Department of Internal Medicine, Division of Endocrinology and Metabolism, UT Southwestern Medical Center, Dallas, TX, USA.
Rev Endocr Metab Disord. 2018 Sep;19(3):227-230. doi: 10.1007/s11154-018-9458-z.
There has been an increasing prevalence of individuals presenting for treatment of gender dysphoria over the past several years. This growing population includes transgender children referred to pediatric clinics. Transgender children meeting diagnostic criteria for gender dysphoria, with supportive mental health care, may be treated with gonadotropin releasing hormone (GnRH) agonists and cross sex hormones. The treatment for these children requires ongoing maintenance and monitoring and therefore follow-up in the adult care setting. As is the case with other conditions that require long term treatment, these youth need a formal transition from pediatric to adult clinical care. The period of transition of care is critical and if not executed properly exposes the adolescent to risks of complications, and loss of follow-up. The proper clinical transfer is especially important for transgender youth in the setting of increased psychosocial and mental health issues. The transition of care for transgender adolescents has not been formally studied but given a growing population seeking treatment for gender dysphoria, it will need to be systematically assessed to determine the best outcomes to measure.
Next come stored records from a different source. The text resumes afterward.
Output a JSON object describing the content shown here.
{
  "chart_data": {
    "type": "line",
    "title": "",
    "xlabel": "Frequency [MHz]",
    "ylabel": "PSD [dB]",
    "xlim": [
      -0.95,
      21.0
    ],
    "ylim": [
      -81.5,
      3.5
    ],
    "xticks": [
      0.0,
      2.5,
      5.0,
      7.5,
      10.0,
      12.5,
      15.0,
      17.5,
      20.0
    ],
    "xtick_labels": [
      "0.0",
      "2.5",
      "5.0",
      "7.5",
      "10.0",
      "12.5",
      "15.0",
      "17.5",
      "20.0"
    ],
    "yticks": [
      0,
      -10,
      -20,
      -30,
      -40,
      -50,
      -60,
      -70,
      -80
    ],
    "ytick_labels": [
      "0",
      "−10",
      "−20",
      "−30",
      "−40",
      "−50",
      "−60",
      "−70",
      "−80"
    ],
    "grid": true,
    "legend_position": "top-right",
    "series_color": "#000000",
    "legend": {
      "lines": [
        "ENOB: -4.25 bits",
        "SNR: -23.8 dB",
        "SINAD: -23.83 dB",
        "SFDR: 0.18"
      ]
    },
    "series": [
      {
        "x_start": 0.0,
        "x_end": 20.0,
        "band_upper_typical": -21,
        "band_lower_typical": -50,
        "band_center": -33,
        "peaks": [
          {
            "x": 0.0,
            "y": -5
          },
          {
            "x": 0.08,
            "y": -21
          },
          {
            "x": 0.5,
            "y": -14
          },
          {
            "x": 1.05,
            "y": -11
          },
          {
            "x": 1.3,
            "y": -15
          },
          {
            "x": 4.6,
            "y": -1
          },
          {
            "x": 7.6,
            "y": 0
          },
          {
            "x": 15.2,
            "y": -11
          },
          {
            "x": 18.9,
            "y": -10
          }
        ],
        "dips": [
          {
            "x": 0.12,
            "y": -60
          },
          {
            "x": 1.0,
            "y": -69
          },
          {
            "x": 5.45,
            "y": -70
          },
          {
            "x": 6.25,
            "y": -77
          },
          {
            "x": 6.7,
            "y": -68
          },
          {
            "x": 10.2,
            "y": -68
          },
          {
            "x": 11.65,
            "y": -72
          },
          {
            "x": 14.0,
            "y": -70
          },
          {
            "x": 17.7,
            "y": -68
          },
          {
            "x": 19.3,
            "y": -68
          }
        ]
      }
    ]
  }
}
在过去的几年中,越来越多的人因性别焦虑前来接受治疗。这一不断增长的群体包括被转介到儿科诊所的跨性别儿童。符合性别焦虑症诊断标准、并获得心理健康支持的跨性别儿童,可以接受促性腺激素释放激素(GnRH)激动剂和跨性别激素治疗。这些儿童的治疗需要持续的维持和监测,因此需要在成人护理环境中进行随访。与其他需要长期治疗的疾病一样,这些年轻人需要从儿科临床护理正式过渡到成人临床护理。护理过渡期至关重要,如果处理不当,会使青少年面临并发症和随访丢失的风险。对于存在较多社会心理和心理健康问题的跨性别青年来说,适当的临床转介尤其重要。跨性别青少年的护理过渡期尚未得到正式研究,但鉴于越来越多的人寻求治疗性别焦虑症,需要对其进行系统评估,以确定最佳的衡量指标。